For 1st part, we had to come up with a way where replacing a Django ORM query doesn’t require any changes in subsequent business logic code pieces to minimise efforts. Thus we created packages and interfaces whose main components include:

1) Core Pkg: Replacing all queries through apis was tricky as there are lots of variations possible in django queries like custom managers can be used, eager loading for foreign keys till any nested level, filters of each query can be different etc. To handle all such django SQL queries, Core Pkg was created which introduced support for QueryBuilder. It internally calls monolith APIs to get data about core non-OMS models from different services.

2) QueryBuilder: QueryBuilders help us form payload of API request by providing an interface similar to Django ORM Queryset. QueryBuilder provides support to mention what all fields are required, required foreign key details, filters to be used etc. We used method chaining within Querybuilder similar to Django ORM to provide an easy and familiar interface for developers. Thus, DB query was initially converted to QueryBuilder. Example:

User.objects.filter(id__in=[1,2]).values_list("id", "username")
Basic Django Query in code
user_querybuilder = UserQueryBuilder.add_fields('id', 'username').add_filter(user_ids=[1,2])
Query Builder object formed for the above query

3) APIs to support non-OMS model details:  APIs were created on monolith with dynamic filters support, foreign key support etc to handle various use cases of non-OMS models. These were called by Core pkg to get the required data.

4) Data Fetcher Layer: We created a separate layer through which we are doing all communications for models supported by Core Pkg to ensure separation of concern. This will help us in avoiding issues which we faced now due to the data layer not being separated. All usages of Querybuilder lie within this layer.

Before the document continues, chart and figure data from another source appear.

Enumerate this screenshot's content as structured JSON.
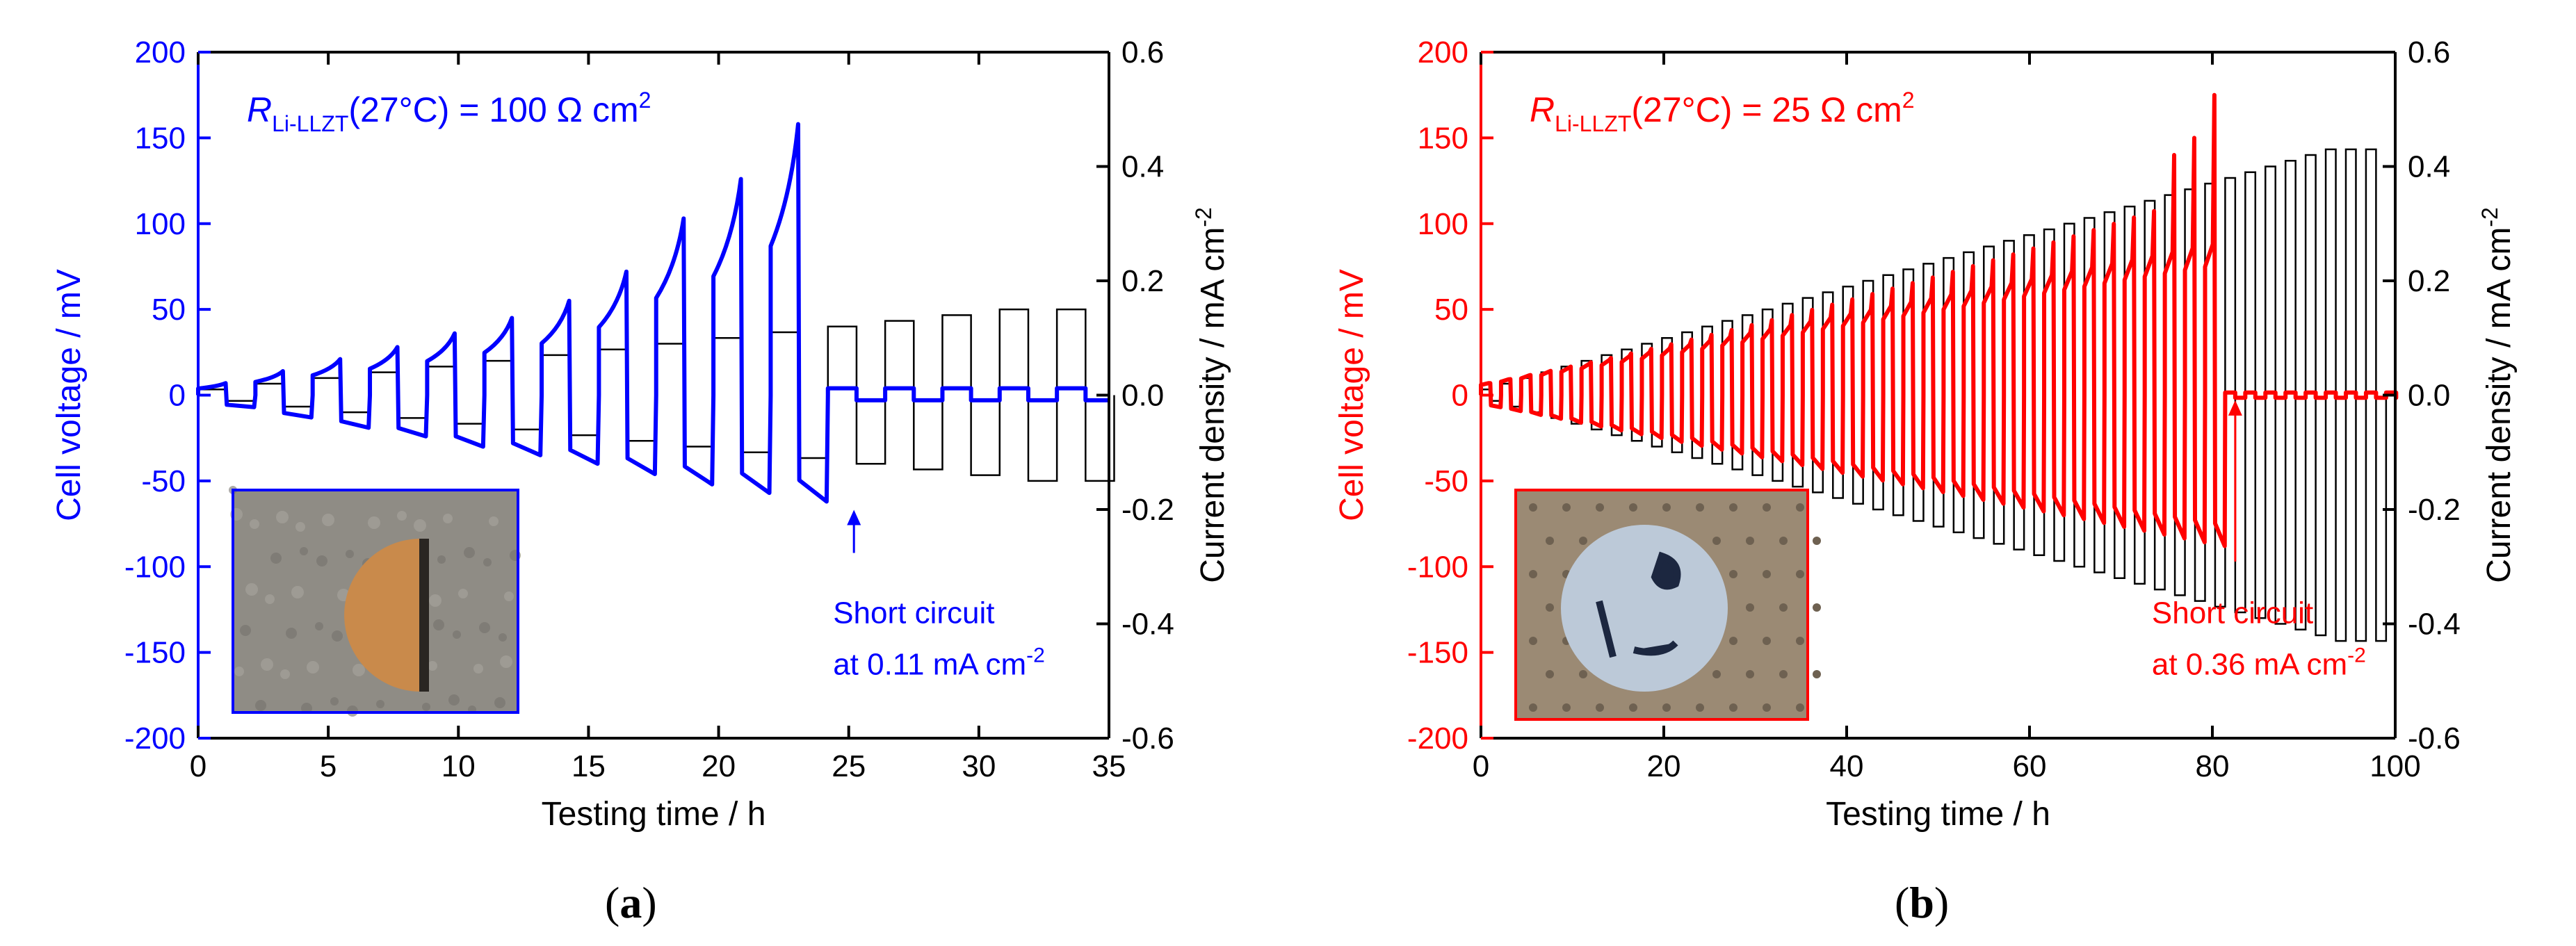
{
  "chart_data": [
    {
      "type": "line",
      "panel_label": "a",
      "title_main": "R",
      "title_sub": "Li-LLZT",
      "title_rest": "(27°C) = 100 Ω cm",
      "title_sup": "2",
      "xlabel": "Testing time / h",
      "ylabel": "Cell voltage / mV",
      "y2label_main": "Current density / mA cm",
      "y2label_sup": "-2",
      "xlim": [
        0,
        35
      ],
      "ylim": [
        -200,
        200
      ],
      "y2lim": [
        -0.6,
        0.6
      ],
      "xticks": [
        "0",
        "5",
        "10",
        "15",
        "20",
        "25",
        "30",
        "35"
      ],
      "yticks": [
        "-200",
        "-150",
        "-100",
        "-50",
        "0",
        "50",
        "100",
        "150",
        "200"
      ],
      "y2ticks": [
        "-0.6",
        "-0.4",
        "-0.2",
        "0.0",
        "0.2",
        "0.4",
        "0.6"
      ],
      "annotation_line1": "Short circuit",
      "annotation_line2": "at 0.11 mA cm",
      "annotation_sup": "-2",
      "short_circuit_time_h": 25.2,
      "short_circuit_current": 0.11,
      "voltage_color": "#0000ff",
      "current_color": "#000000",
      "series": [
        {
          "name": "Cell voltage",
          "axis": "left",
          "cycles": [
            {
              "start": 0.0,
              "peak_pos": 7,
              "peak_neg": -7
            },
            {
              "start": 2.2,
              "peak_pos": 14,
              "peak_neg": -13
            },
            {
              "start": 4.4,
              "peak_pos": 21,
              "peak_neg": -19
            },
            {
              "start": 6.6,
              "peak_pos": 28,
              "peak_neg": -24
            },
            {
              "start": 8.8,
              "peak_pos": 36,
              "peak_neg": -30
            },
            {
              "start": 11.0,
              "peak_pos": 45,
              "peak_neg": -35
            },
            {
              "start": 13.2,
              "peak_pos": 55,
              "peak_neg": -40
            },
            {
              "start": 15.4,
              "peak_pos": 72,
              "peak_neg": -46
            },
            {
              "start": 17.6,
              "peak_pos": 103,
              "peak_neg": -52
            },
            {
              "start": 19.8,
              "peak_pos": 126,
              "peak_neg": -57
            },
            {
              "start": 22.0,
              "peak_pos": 158,
              "peak_neg": -62
            }
          ]
        },
        {
          "name": "Current density",
          "axis": "right",
          "cycles": [
            {
              "start": 0.0,
              "value": 0.01
            },
            {
              "start": 2.2,
              "value": 0.02
            },
            {
              "start": 4.4,
              "value": 0.03
            },
            {
              "start": 6.6,
              "value": 0.04
            },
            {
              "start": 8.8,
              "value": 0.05
            },
            {
              "start": 11.0,
              "value": 0.06
            },
            {
              "start": 13.2,
              "value": 0.07
            },
            {
              "start": 15.4,
              "value": 0.08
            },
            {
              "start": 17.6,
              "value": 0.09
            },
            {
              "start": 19.8,
              "value": 0.1
            },
            {
              "start": 22.0,
              "value": 0.11
            },
            {
              "start": 24.2,
              "value": 0.12
            },
            {
              "start": 26.4,
              "value": 0.13
            },
            {
              "start": 28.6,
              "value": 0.14
            },
            {
              "start": 30.8,
              "value": 0.15
            },
            {
              "start": 33.0,
              "value": 0.15
            }
          ]
        }
      ],
      "inset_description": "photo"
    },
    {
      "type": "line",
      "panel_label": "b",
      "title_main": "R",
      "title_sub": "Li-LLZT",
      "title_rest": "(27°C) = 25 Ω cm",
      "title_sup": "2",
      "xlabel": "Testing time / h",
      "ylabel": "Cell voltage / mV",
      "y2label_main": "Current density / mA cm",
      "y2label_sup": "-2",
      "xlim": [
        0,
        100
      ],
      "ylim": [
        -200,
        200
      ],
      "y2lim": [
        -0.6,
        0.6
      ],
      "xticks": [
        "0",
        "20",
        "40",
        "60",
        "80",
        "100"
      ],
      "yticks": [
        "-200",
        "-150",
        "-100",
        "-50",
        "0",
        "50",
        "100",
        "150",
        "200"
      ],
      "y2ticks": [
        "-0.6",
        "-0.4",
        "-0.2",
        "0.0",
        "0.2",
        "0.4",
        "0.6"
      ],
      "annotation_line1": "Short circuit",
      "annotation_line2": "at 0.36 mA cm",
      "annotation_sup": "-2",
      "short_circuit_time_h": 82.5,
      "short_circuit_current": 0.36,
      "voltage_color": "#ff0000",
      "current_color": "#000000",
      "cycle_period_h": 2.2,
      "current_step_per_cycle": 0.01,
      "voltage_scale_start": 7,
      "voltage_scale_end": 88,
      "final_spike": 175,
      "inset_description": "photo"
    }
  ]
}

So in future, if we ever need to change the data source of non-OMS models ever, we will need changes only at this layer instead of scanning huge codebase again.

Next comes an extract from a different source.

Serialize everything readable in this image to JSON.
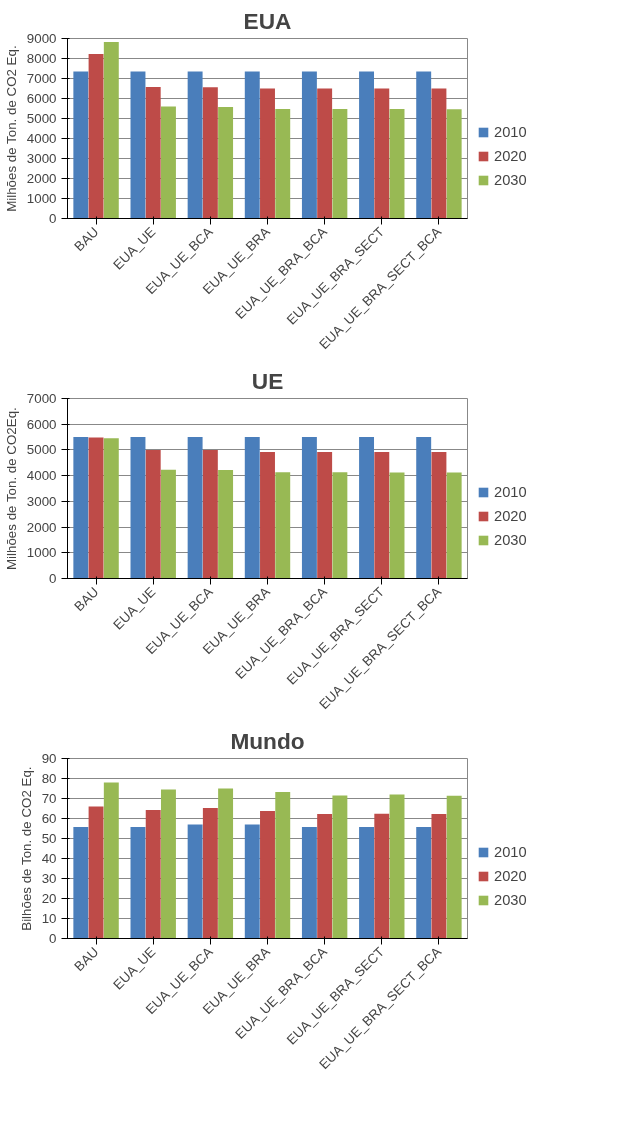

5) Django ORM queryset simulator: QuerySetSimulator provides an interface through which we can continue using Django Queryset major functionalities like .first(), .last(), .values() etc. This helped us to avoid modifications in subsequent code dependent on the above queryset Q since the response is internally now fetched from API instead of DB which in turn is converted into QuerySetSimulator which supports similar functions as that of actual Django Queryset.

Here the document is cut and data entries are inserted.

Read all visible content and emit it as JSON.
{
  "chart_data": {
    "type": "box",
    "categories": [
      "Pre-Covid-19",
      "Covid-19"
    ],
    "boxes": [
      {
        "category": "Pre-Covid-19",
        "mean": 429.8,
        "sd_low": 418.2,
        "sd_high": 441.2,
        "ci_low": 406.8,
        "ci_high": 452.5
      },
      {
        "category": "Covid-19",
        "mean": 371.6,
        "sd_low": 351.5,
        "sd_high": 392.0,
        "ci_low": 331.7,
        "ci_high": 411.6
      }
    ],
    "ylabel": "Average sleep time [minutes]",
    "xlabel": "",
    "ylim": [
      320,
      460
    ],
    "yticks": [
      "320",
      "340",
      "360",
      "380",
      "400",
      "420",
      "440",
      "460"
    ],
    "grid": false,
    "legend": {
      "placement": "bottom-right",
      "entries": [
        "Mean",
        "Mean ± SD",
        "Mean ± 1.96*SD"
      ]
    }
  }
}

6) Serializer simulator: It provides an interface to define serializer similar to django but instead of getting data from DB, it calls monolith APIs internally using core pkg. We kept the response structure same as the django serializer so that subsequent code dependent on the django serializer doesn’t have to be changed.

Block diagram for solution using the above components:

Simplified Class diagram  (Have excluded some methods and attributes from simplicity point of view):

Use Case 2: Standard Django serializers which were getting data either directly from the database or through custom implementations of some fields.

Solution:

To handle this scenario, we replaced standard django serializers with serializer simulators described above.